The official trade nights were well publicized and organized, and I believe attendance was high for both nights’ events. Friday’s trade night was in the lobby of the Waverly, and with such an open space there was plenty of room to navigate and mingle. There is a sunken-floor bar in the lobby for lounging and beverages, and the hotel put out several large, round banquet tables with chairs, as well as smaller tables and seats, so circulating amongst the crowd and sharing cards was very harmonious. This trade night had a much more social rather than methodical atmosphere as compared to other trade nights I have attended in other cities, but deals were still being made and relationships were flourishing. The Saturday trade night was being held at CardsHQ, a new shop venture headed by Geoff Wilson touted to be the “world’s local card shop.” Unfortunately we were unable to personally attend, but several attendees told me that it was a beautiful shop and a great experience. A shuttle from Culture Collision to CardsHQ was available to allow for easy access to the trade night event, which I think is a great way to boost off-site trade night attendance. There was still an unofficial trade night in the lobby of the Waverly on Saturday night, and the lobby trade nights would go late into the evening so casual attendance throughout the evening was discretionary. 

Our inventory was mostly sports cards, and that seemed to be the biggest draw to our table and for other vendors I spoke with. Bryan is very familiar with both sports and non-sports/entertainment cards, so he brought a lot of basketball and football, some baseball, and a smaller mix of golf, wrestling, hockey, and UFC, as well as some Leaf autograph cards and slabbed signatures from a 007 set. By the end of the weekend about 50% of the inventory had been sold or traded with most of that being basketball, football, or baseball. There was not a lot of purchase interest in the non-sports, but they were great conversation pieces and Bryan was able to discuss cards that sports collectors were not as familiar with. The laid-back environment and wide aisles allowed for people to take more time to look at cards and also connect with each other, which I really enjoyed. One of my favorite parts of card shows is connecting on common ground with fellow collectors to hear their stories and experiences, and I think Culture Collision is one of the shows that allowed for connections and relationships to blossom. 

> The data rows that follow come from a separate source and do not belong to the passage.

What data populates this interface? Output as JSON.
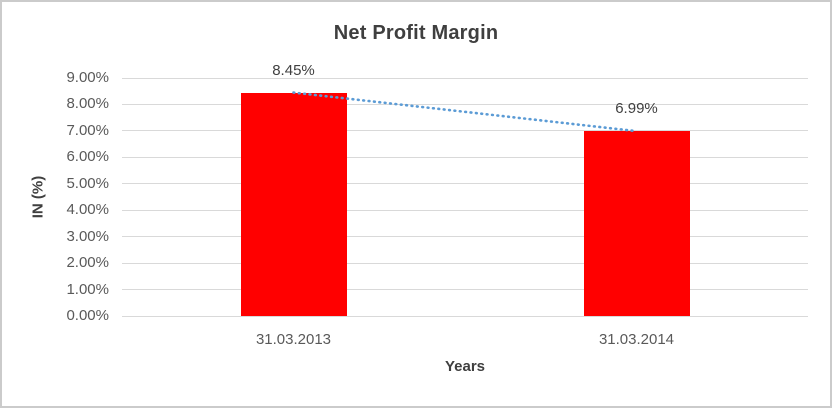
{
  "window": {
    "background": "#ffffff",
    "border_color": "#cbcbcb"
  },
  "chart_data": {
    "type": "bar",
    "title": "Net Profit Margin",
    "xlabel": "Years",
    "ylabel": "IN (%)",
    "categories": [
      "31.03.2013",
      "31.03.2014"
    ],
    "values": [
      8.45,
      6.99
    ],
    "value_labels": [
      "8.45%",
      "6.99%"
    ],
    "ylim": [
      0,
      9
    ],
    "ytick_labels": [
      "0.00%",
      "1.00%",
      "2.00%",
      "3.00%",
      "4.00%",
      "5.00%",
      "6.00%",
      "7.00%",
      "8.00%",
      "9.00%"
    ],
    "grid": true,
    "legend": false,
    "colors": {
      "bar": "#ff0000",
      "gridline": "#d9d9d9",
      "trendline": "#5b9bd5",
      "title_text": "#3f3f3f",
      "axis_text": "#595959",
      "data_label_text": "#404040"
    },
    "trendline": {
      "type": "linear",
      "style": "dotted",
      "points": [
        8.45,
        6.99
      ]
    }
  }
}
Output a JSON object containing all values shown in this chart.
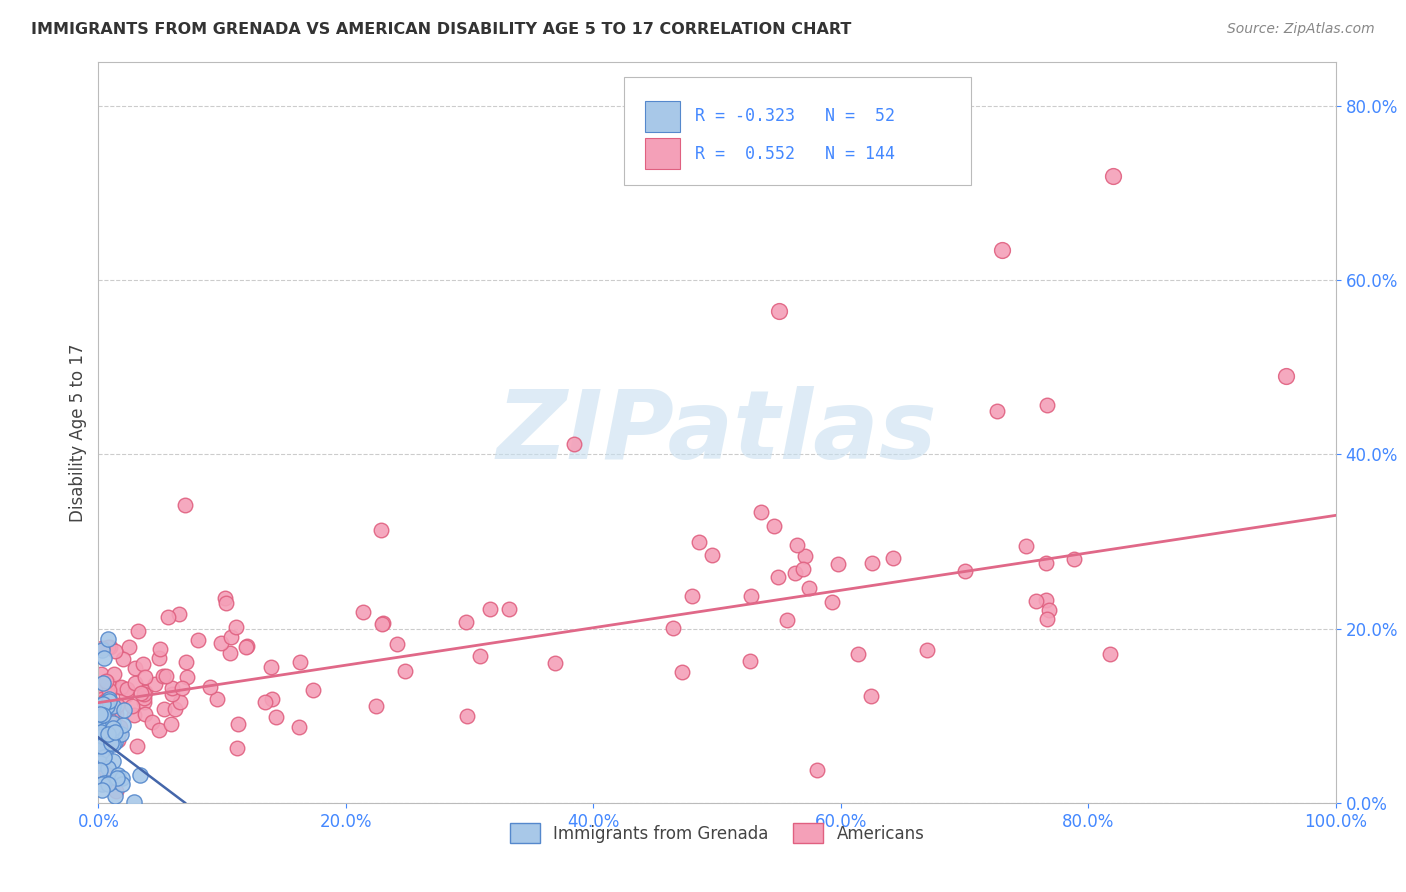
{
  "title": "IMMIGRANTS FROM GRENADA VS AMERICAN DISABILITY AGE 5 TO 17 CORRELATION CHART",
  "source": "Source: ZipAtlas.com",
  "ylabel": "Disability Age 5 to 17",
  "xlim": [
    0,
    1.0
  ],
  "ylim": [
    0,
    0.85
  ],
  "xticks": [
    0.0,
    0.2,
    0.4,
    0.6,
    0.8,
    1.0
  ],
  "xtick_labels": [
    "0.0%",
    "20.0%",
    "40.0%",
    "60.0%",
    "80.0%",
    "100.0%"
  ],
  "yticks": [
    0.0,
    0.2,
    0.4,
    0.6,
    0.8
  ],
  "ytick_labels": [
    "0.0%",
    "20.0%",
    "40.0%",
    "60.0%",
    "80.0%"
  ],
  "color_blue": "#a8c8e8",
  "color_blue_edge": "#5588cc",
  "color_pink": "#f4a0b8",
  "color_pink_edge": "#e06080",
  "color_blue_line": "#4466aa",
  "color_pink_line": "#e06888",
  "watermark_color": "#c8dff0",
  "background_color": "#ffffff",
  "grid_color": "#cccccc",
  "tick_color": "#4488ff",
  "title_color": "#333333",
  "source_color": "#888888",
  "ylabel_color": "#444444",
  "legend_box_color": "#dddddd",
  "pink_line_x0": 0.0,
  "pink_line_y0": 0.115,
  "pink_line_x1": 1.0,
  "pink_line_y1": 0.33,
  "blue_line_x0": 0.0,
  "blue_line_y0": 0.075,
  "blue_line_x1": 0.07,
  "blue_line_y1": 0.0
}
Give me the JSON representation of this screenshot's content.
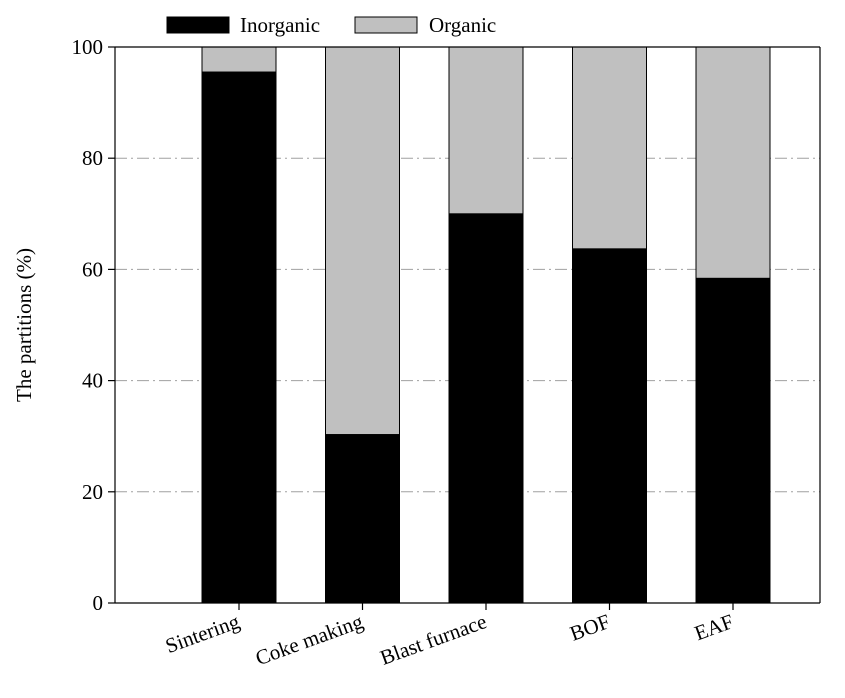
{
  "chart_data": {
    "type": "bar",
    "stacked": true,
    "categories": [
      "Sintering",
      "Coke making",
      "Blast furnace",
      "BOF",
      "EAF"
    ],
    "series": [
      {
        "name": "Inorganic",
        "color": "#000000",
        "values": [
          95.5,
          30.3,
          70.0,
          63.7,
          58.4
        ]
      },
      {
        "name": "Organic",
        "color": "#c0c0c0",
        "values": [
          4.5,
          69.7,
          30.0,
          36.3,
          41.6
        ]
      }
    ],
    "title": "",
    "xlabel": "",
    "ylabel": "The partitions (%)",
    "ylim": [
      0,
      100
    ],
    "yticks": [
      0,
      20,
      40,
      60,
      80,
      100
    ],
    "grid": "horizontal dash-dot",
    "legend_position": "top"
  }
}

So, is Culture Collision worth the hype? Short answer: absolutely. Overall, I found Culture Collision to be a very enjoyable and welcoming trade show. As a resident of the southeast, it was easy to travel to Atlanta and this show was one of the more gratifying regional shows we have attended. While it has been a once-a-year event since its 2021 inception, Culture Collision is expanding to a bi-annual event in 2024 with a second show scheduled for September 13-15th. Coincidentally, the LA Dodgers will be in town to play the Atlanta Braves September 13-16th, so if you want to see the highest paid baseball player in action with his new team, remember Truist Park is just a five minute car ride away. If you have not had a chance to visit Culture Collision yet, I highly recommend adding the event to your card show rotation for a great experience as a vendor or an attendee.  

*This is not a paid, promotional, or sponsored post. Culture Collision and any affiliated persons or entities did not contribute to or fund this article.